## Exam 1

1. #### Question

It is suspected that a supplier systematically underfills 5 l canisters of detergent. The filled volumes are assumed to be normally distributed. A small sample of $14$ canisters is measured exactly. This shows that the canisters contain on average $4957.4$ ml. The sample variance ${s}_{n-1}^{2}$ is equal to $1176.3$.
Determine a $95%$ confidence interval for the average content of a canister (in ml).
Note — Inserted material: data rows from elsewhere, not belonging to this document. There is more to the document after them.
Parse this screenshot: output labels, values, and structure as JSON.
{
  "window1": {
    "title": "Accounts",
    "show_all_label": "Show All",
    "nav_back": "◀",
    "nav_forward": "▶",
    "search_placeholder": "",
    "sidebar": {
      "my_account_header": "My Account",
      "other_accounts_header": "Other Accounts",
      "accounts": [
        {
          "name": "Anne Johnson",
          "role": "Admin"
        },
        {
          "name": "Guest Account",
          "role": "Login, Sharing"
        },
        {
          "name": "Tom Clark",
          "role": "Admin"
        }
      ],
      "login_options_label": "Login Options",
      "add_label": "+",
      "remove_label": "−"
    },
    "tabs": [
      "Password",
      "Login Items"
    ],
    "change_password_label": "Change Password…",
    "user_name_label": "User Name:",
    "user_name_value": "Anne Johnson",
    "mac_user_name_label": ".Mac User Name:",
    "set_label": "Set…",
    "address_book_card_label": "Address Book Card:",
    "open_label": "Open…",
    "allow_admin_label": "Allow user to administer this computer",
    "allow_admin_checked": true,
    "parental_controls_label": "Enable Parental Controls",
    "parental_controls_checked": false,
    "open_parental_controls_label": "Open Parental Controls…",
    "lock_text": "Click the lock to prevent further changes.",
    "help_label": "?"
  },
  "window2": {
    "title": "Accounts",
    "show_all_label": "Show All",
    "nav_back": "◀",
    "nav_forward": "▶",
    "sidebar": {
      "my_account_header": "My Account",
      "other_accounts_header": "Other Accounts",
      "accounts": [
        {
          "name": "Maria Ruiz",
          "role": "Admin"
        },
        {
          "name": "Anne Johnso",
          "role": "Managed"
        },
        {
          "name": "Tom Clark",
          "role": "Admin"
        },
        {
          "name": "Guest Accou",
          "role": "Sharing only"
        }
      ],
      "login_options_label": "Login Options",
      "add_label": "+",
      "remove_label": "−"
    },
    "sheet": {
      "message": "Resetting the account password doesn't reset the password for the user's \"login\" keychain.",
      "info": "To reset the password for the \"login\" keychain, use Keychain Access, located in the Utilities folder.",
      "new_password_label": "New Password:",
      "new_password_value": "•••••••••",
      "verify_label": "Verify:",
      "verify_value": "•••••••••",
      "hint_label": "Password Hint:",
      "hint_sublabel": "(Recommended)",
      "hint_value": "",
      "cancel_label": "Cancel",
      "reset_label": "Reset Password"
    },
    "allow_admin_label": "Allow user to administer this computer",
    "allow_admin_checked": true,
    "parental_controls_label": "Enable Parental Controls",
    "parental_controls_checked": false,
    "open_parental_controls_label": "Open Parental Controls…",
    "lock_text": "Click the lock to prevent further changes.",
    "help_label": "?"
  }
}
1. What is the lower confidence bound?
2. What is the upper confidence bound?

#### Solution

The $95%$ confidence interval for the average content $\mu$ in ml is given by:
 $\begin{array}{ccc}\multicolumn{1}{c}{}& \hfill & \left[\stackrel{‾}{y} - {t}_{n-1;0.975}\sqrt{\frac{{s}_{n-1}^{2}}{n}},\mathrm{ }\stackrel{‾}{y} + {t}_{n-1;0.975}\sqrt{\frac{{s}_{n-1}^{2}}{n}}\right]\hfill \\ \multicolumn{1}{c}{}& =\hfill & \left[4957.4 - 2.1604\sqrt{\frac{1176.3}{14}},\mathrm{ }4957.4 + 2.1604\sqrt{\frac{1176.3}{14}}\right]\hfill \\ \multicolumn{1}{c}{}& =\hfill & \left[4937.597, 4977.203\right].\hfill \end{array}$

1. The lower confidence bound is $4937.597$.
2. The upper confidence bound is $4977.203$.